Try this week: List all your active strategic initiatives. If you have more than five, pick the two with the least momentum and formally decide: kill them or resource them properly. Stop the slow death spiral.

Data: When Silos Undermine Strategy

Early in my career, I saw a team excited to “harness data for strategy”; this excitement was swiftly followed by data overwhelm when we realized every department’s data sat in its own system, out of sync, out of reach. Sales tracked deals in one platform, marketing in another, and customer service in yet another. Quarterly strategy meetings led to endless reconciliations, duplicated effort, and critical gaps that went unnoticed until it was too late.

The problem wasn’t data volume, but data fragmentation.

How?

Well, siloed data limits visibility; Leaders make decisions on partial, outdated, or conflicting information. Collaboration suffers because teams pursue separate (sometimes competing) goals, lacking a unified picture. Data integrity erodes, inconsistent formats or duplicated records lead to reporting errors and wasted resources. Missed opportunities consistently arise; you can’t spot trends, risks, or efficiencies when key signals are trapped in disconnected systems.

Over time, I’ve learned that data silos aren’t just a technical issue; they’re a cultural and strategic one. Even the best analytics or AI are useless if they don’t have access to all the relevant data, with business context intact.

What changed everything? We launched a single, shared dashboard: one source of truth across functions. This required hard conversations about standardizing definitions and regular cross-functional reviews, not just new software. But for the first time, strategy was informed by holistic, real-time insight. Teams spent less time reconciling and more time acting. Innovation picked up. Trust grew.

Try this week: Map a key strategic project. Where does the data live? If it’s spread across disconnected systems, schedule a cross-functional session to identify gaps and start the work to build a shared view.

Tonio’s Corner: One phrase to unearth strategic clarity.

Keeping with the theme of alignment. In my experience, I have found it imperative to assess whether my leadership teams actually understand and are aligned with our strategies and where we are headed.

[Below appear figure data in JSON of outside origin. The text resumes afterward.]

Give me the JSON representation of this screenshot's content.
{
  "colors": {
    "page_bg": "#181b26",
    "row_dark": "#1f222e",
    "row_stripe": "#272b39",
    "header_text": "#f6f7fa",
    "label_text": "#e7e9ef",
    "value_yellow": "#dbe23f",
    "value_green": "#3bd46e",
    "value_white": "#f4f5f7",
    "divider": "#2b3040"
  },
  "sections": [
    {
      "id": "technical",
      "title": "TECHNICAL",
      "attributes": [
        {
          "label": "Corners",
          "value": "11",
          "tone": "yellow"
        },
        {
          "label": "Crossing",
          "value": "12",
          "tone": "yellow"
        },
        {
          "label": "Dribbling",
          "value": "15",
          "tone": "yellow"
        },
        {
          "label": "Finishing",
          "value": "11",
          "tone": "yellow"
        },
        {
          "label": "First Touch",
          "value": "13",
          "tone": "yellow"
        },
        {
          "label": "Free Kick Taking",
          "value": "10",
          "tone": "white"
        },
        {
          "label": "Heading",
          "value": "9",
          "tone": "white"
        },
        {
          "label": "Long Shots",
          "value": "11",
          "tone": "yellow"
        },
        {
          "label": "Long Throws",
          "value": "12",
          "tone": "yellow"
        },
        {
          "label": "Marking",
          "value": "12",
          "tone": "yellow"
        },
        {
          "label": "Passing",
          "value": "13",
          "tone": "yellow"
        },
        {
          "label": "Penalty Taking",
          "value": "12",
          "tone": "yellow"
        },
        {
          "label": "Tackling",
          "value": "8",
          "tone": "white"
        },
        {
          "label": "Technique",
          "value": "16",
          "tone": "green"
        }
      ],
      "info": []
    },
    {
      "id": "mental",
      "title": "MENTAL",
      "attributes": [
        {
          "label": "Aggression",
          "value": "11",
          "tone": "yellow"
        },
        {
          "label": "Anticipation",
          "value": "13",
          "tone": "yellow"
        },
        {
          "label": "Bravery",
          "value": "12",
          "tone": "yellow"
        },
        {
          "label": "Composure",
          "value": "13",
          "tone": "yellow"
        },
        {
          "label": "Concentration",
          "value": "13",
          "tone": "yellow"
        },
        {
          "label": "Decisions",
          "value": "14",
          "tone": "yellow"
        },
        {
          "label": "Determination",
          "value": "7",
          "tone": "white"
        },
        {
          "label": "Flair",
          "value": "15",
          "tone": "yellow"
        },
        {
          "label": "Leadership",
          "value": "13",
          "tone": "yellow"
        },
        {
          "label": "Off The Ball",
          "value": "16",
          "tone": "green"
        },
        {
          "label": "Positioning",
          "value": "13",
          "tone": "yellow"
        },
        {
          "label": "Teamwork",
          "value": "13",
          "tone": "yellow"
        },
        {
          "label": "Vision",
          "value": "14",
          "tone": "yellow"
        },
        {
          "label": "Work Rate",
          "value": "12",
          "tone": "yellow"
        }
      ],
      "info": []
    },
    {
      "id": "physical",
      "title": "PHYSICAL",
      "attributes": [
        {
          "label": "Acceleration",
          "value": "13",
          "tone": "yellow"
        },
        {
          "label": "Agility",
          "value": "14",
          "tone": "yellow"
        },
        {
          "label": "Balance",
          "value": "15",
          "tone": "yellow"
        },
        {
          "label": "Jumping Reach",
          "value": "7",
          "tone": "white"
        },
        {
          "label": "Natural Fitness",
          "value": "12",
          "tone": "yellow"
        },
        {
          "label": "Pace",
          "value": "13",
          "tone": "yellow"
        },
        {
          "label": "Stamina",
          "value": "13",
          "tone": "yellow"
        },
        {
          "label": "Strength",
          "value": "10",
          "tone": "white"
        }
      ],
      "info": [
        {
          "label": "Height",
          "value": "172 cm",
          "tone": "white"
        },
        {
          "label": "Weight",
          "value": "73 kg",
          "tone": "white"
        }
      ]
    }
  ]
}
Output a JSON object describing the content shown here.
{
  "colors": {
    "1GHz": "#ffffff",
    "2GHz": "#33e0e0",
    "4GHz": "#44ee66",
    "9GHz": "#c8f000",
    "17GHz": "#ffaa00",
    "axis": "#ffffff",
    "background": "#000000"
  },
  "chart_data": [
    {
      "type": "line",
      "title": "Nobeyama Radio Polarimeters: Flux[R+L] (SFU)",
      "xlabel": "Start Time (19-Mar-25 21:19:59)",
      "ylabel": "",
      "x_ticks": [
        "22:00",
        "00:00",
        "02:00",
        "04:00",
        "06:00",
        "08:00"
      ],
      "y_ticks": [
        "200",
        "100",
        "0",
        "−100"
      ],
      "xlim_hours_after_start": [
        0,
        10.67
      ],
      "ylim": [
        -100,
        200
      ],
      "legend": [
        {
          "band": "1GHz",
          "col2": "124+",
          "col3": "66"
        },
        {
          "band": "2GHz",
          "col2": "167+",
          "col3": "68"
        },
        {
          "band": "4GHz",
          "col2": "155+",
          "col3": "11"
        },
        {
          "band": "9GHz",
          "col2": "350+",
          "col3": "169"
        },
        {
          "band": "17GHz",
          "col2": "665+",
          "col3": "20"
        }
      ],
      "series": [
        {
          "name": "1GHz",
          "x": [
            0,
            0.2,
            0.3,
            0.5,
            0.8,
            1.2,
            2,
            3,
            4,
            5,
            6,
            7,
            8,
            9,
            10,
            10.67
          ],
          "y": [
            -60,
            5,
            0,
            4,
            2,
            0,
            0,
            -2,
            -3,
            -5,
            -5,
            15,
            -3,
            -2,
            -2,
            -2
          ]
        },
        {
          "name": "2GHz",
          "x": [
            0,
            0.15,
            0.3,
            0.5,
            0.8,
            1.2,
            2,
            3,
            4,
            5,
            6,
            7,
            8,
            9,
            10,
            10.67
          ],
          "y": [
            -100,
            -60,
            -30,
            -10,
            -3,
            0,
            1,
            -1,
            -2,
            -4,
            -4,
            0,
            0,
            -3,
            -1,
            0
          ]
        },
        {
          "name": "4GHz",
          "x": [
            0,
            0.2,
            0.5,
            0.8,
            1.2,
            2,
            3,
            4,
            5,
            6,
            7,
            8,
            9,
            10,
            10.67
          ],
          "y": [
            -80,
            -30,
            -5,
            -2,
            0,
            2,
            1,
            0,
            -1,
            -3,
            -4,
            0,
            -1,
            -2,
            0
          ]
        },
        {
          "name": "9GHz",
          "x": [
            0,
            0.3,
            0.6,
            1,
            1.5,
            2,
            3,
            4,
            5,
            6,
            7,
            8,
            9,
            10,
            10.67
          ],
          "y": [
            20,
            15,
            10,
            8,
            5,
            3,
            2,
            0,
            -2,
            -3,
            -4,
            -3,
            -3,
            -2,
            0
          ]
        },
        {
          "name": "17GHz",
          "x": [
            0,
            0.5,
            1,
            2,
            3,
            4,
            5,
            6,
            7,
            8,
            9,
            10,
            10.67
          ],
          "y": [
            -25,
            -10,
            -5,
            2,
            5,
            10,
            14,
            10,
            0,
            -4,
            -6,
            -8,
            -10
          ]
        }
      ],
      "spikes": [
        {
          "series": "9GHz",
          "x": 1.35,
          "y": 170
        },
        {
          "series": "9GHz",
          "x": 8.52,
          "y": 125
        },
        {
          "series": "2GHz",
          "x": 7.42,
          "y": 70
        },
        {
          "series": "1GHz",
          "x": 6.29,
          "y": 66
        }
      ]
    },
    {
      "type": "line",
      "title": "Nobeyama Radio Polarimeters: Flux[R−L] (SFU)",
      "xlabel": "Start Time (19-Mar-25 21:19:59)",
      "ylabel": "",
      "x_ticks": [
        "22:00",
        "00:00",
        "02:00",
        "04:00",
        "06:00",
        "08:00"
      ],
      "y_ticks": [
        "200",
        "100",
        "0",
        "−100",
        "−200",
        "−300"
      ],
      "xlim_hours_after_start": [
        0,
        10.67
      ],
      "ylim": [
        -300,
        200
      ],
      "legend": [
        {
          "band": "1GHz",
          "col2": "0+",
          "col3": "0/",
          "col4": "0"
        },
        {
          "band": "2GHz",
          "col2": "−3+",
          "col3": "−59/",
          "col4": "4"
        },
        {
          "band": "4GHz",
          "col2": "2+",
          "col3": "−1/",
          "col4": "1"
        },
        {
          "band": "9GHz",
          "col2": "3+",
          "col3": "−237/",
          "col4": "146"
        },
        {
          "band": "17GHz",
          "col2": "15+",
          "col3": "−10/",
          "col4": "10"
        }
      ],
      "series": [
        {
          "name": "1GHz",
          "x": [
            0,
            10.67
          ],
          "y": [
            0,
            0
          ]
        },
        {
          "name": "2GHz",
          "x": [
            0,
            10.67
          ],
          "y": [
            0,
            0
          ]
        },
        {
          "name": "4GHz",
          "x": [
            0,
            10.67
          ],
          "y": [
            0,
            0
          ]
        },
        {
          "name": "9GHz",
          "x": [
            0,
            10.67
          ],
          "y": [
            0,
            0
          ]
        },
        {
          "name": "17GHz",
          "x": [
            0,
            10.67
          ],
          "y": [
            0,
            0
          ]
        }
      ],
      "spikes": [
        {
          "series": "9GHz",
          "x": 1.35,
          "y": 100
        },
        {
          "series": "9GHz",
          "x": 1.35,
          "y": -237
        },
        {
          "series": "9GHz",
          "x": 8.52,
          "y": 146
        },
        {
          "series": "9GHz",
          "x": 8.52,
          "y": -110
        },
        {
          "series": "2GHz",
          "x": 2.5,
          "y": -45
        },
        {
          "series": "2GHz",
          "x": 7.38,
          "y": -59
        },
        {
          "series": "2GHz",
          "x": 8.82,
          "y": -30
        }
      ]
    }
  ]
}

In private, I ask each leader how we win complete this phrase: “We win in the market by being the company that…

Then compare their answers.

This straightforward question helps identify and rectify misalignment. Varied responses from leaders indicate strategic confusion, as each operates on a personal interpretation of success rather than a shared understanding.

The companies that execute effectively can pass this test. Every leader completes that sentence in a similar way, regardless of departmental differences, because they’ve done the hard work of making strategic choices explicit and memorable.

Most strategy problems aren’t about picking the wrong direction – they’re about not being clear enough about the direction you’ve picked.

Try this week: Test your own leadership team with this exercise. If the answers vary significantly, schedule a session to align on how you actually compete to win.

The Compounding Effect

Businesses experiencing these issues constantly find themselves in a vicious cycle that kills strategic execution.

All-star individuals who can’t work together struggle to complete strategic initiatives because they’re optimizing for different outcomes. Incomplete initiatives force teams to make decisions with fragmented data from disconnected systems. Data silos prevent teams from seeing the full picture, making strategic confusion inevitable. And strategic confusion prevents teams from knowing which shared outcomes to optimize for.

But when you fix one, the others become dramatically easier.

Teams aligned around shared outcomes naturally complete more initiatives, because they’re pulling in the same direction. Completed initiatives create the momentum needed to invest in unified data systems. Shared data visibility enables strategic clarity because everyone is working from the same information. And strategic clarity helps everyone understand which shared outcomes to optimize for.

What’s one insight from this week that you’ll try in the next seven days?

“A system is never the sum of its parts; it’s the product of their interactions.”